10 Most Important SEO Patents: Part 6 – Named Entity Detection in Queries

In the last installment of this series, we looked at how Google may be using phrase based indexing to use the fact that many phrases often tend to co-occur with other phrases within the content of web pages, to re-rank those pages. When we look at phrases, we also need to drill down to a special set of phrases describing named entities, or specific people, places, or things. In addition to trying to understand which phrases might tend to co-occur with those named entities, the search engines may look to other sources such as Wikipedia, Freebase from Metaweb, the Internet Movie Database (IMDB), and different map databases to attempt to understand when a phrase indicates an actual (or fictional) entity.

Google, Bing, and Yahoo all look for named entities on web pages and in search queries, and will use their recognition of named entities to do things like answer questions such as “where was Barack Obama born?”

A Question and Answer result at Google for the question of where Barack Obama was born.

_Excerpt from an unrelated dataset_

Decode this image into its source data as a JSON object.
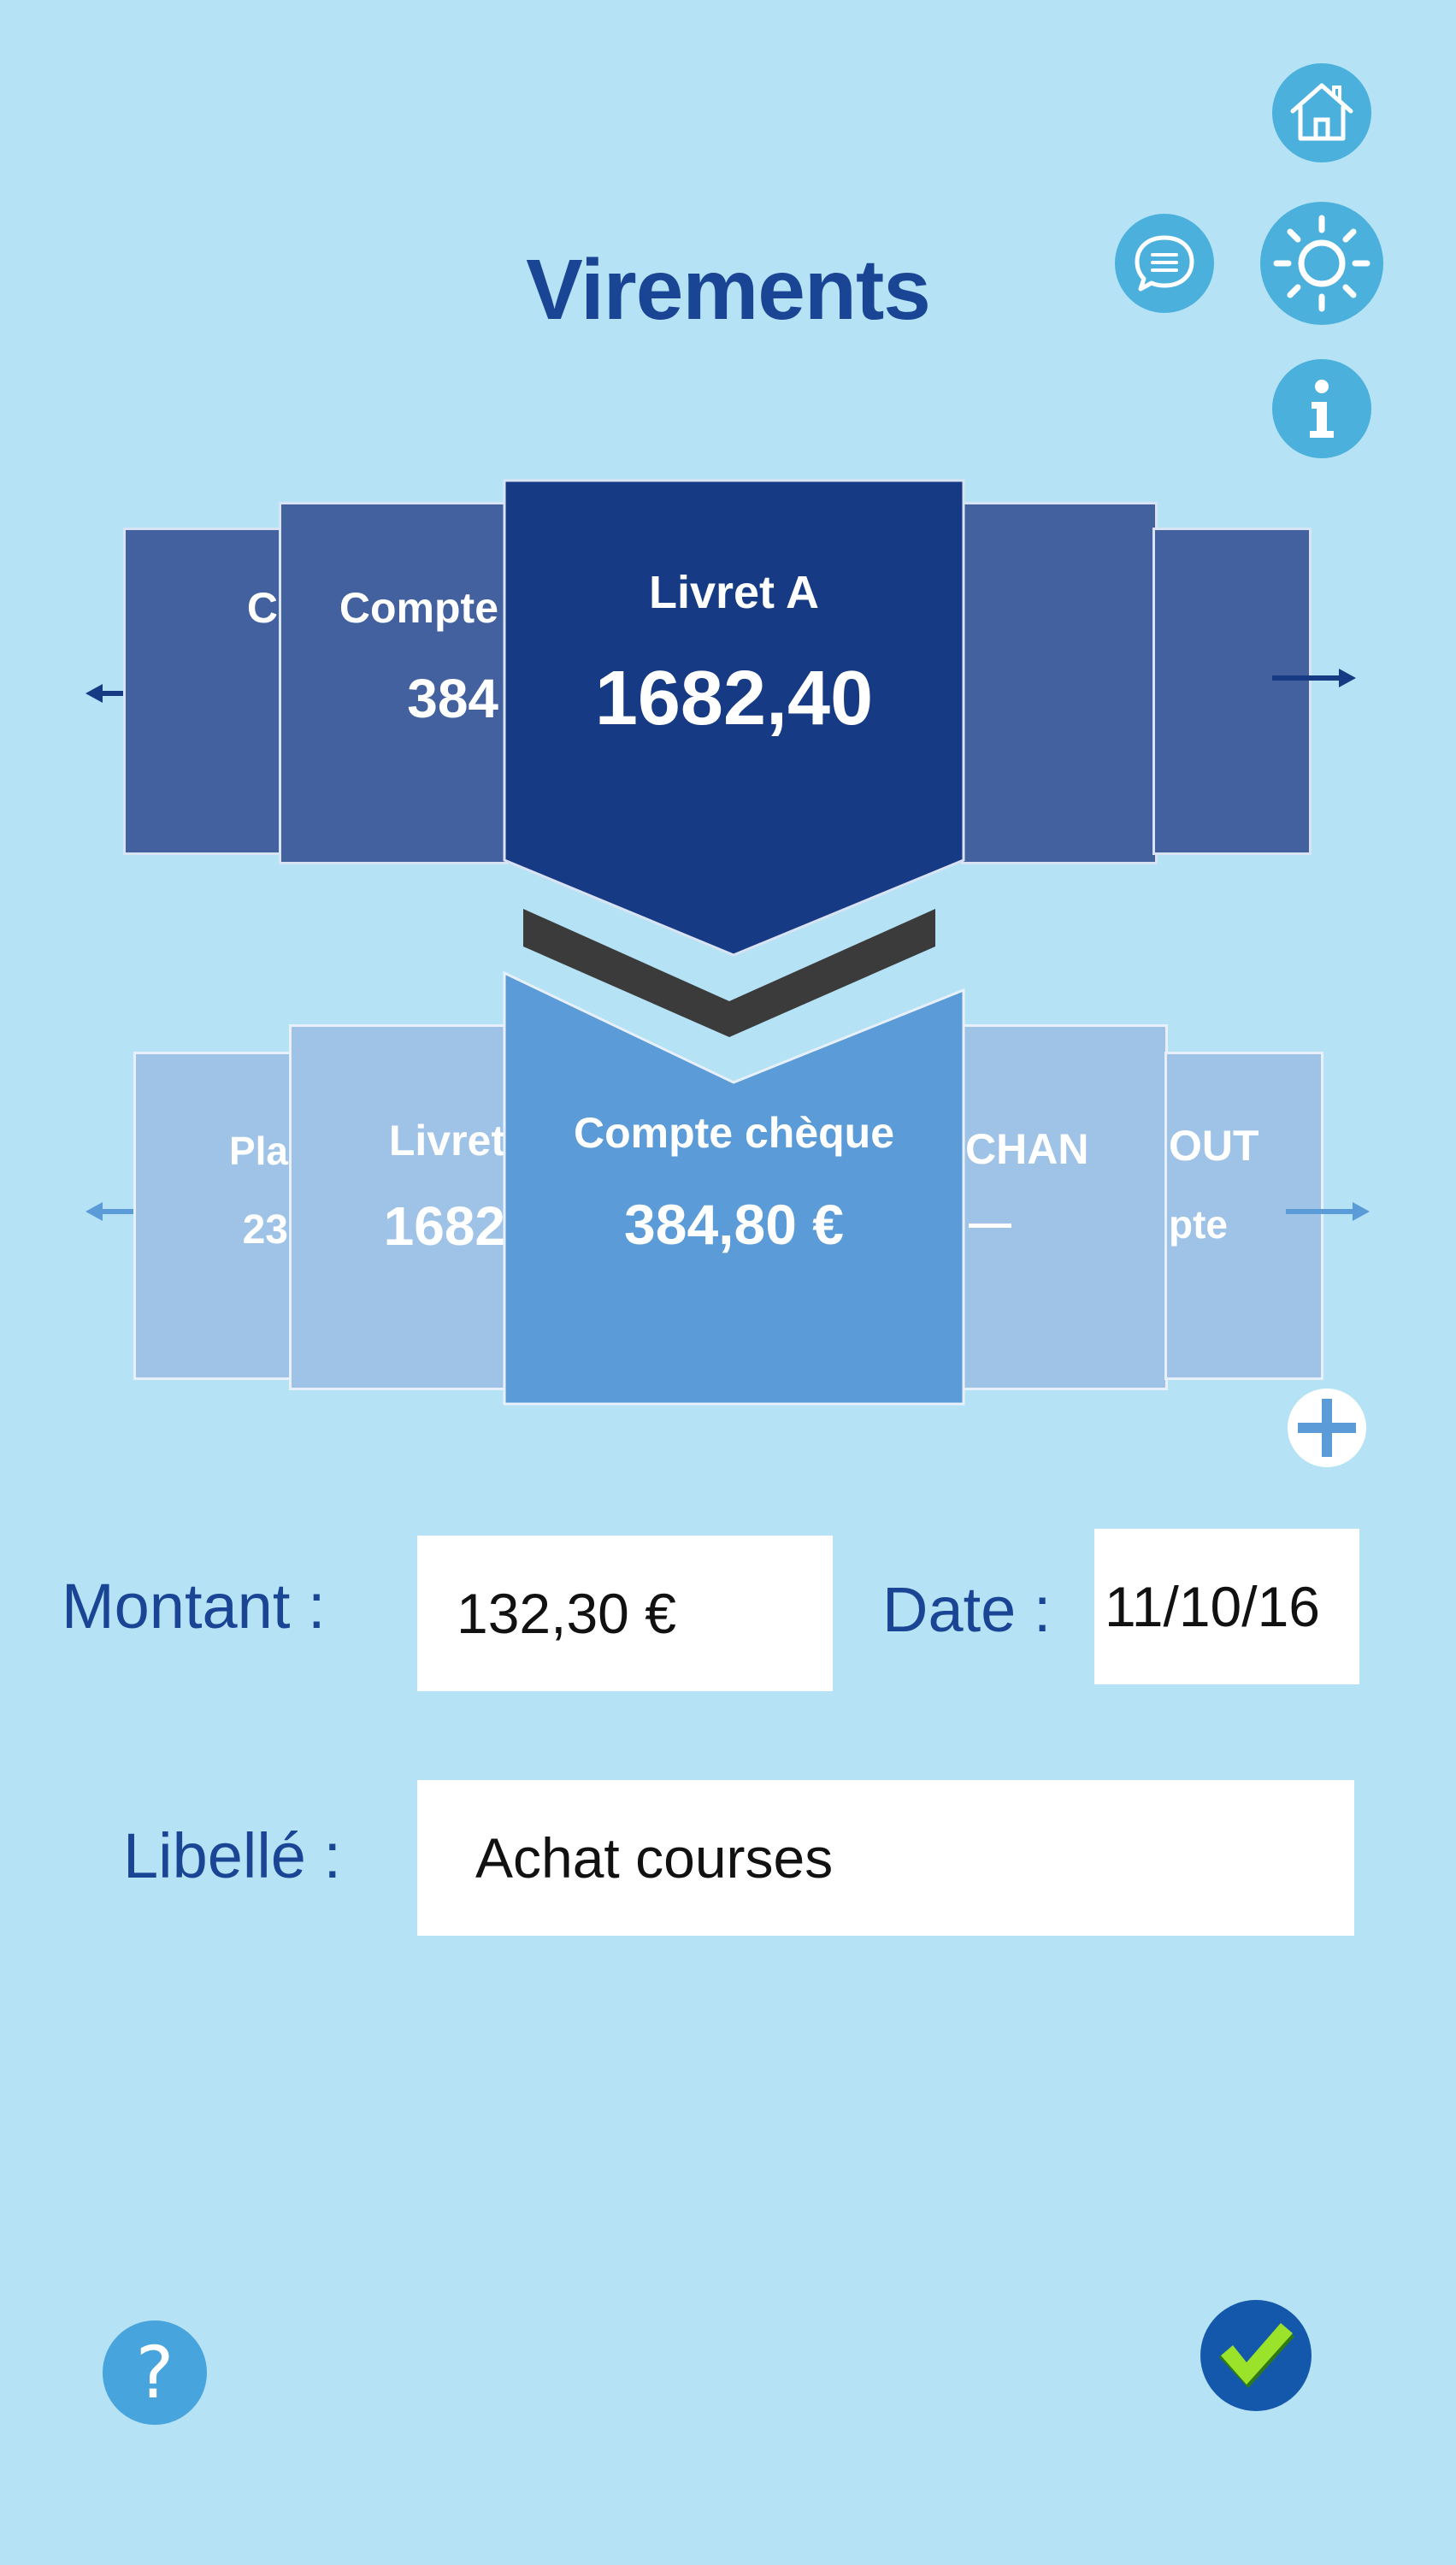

The search engines associate attributes and facts associated with named entities, and when it comes to local search, they will associate addresses and websites as well. I described how Google may be associating specific websites with specific businesses at specific locations back in 2006 in the post Authority Documents for Google’s Local Search.

How search engines treat named entities specially can be pretty clearly seen the in following Yahoo search results, where a search for “Justin Timberlake” includes a display of both “related people” and “related movies” in the left column on a search using his name:

On a Yahoo search for [Justin Timberlake], the left column of the search result shows related people such as NSync, Andrew Garfield, Mike Myers, and Joey Fatone, and related movies such as Alpha Dog, and The Love Guru.

There are other cases where it’s not so obvious that a search engine is using its recognition of a named entity to affect search results, and the number 6 patent in this series of the 10 most important SEO patents is one that has sometimes been pointed at as proof that Google is biased towards brands, but in reality has a broader impact than that. The patent is Query rewriting with entity detection.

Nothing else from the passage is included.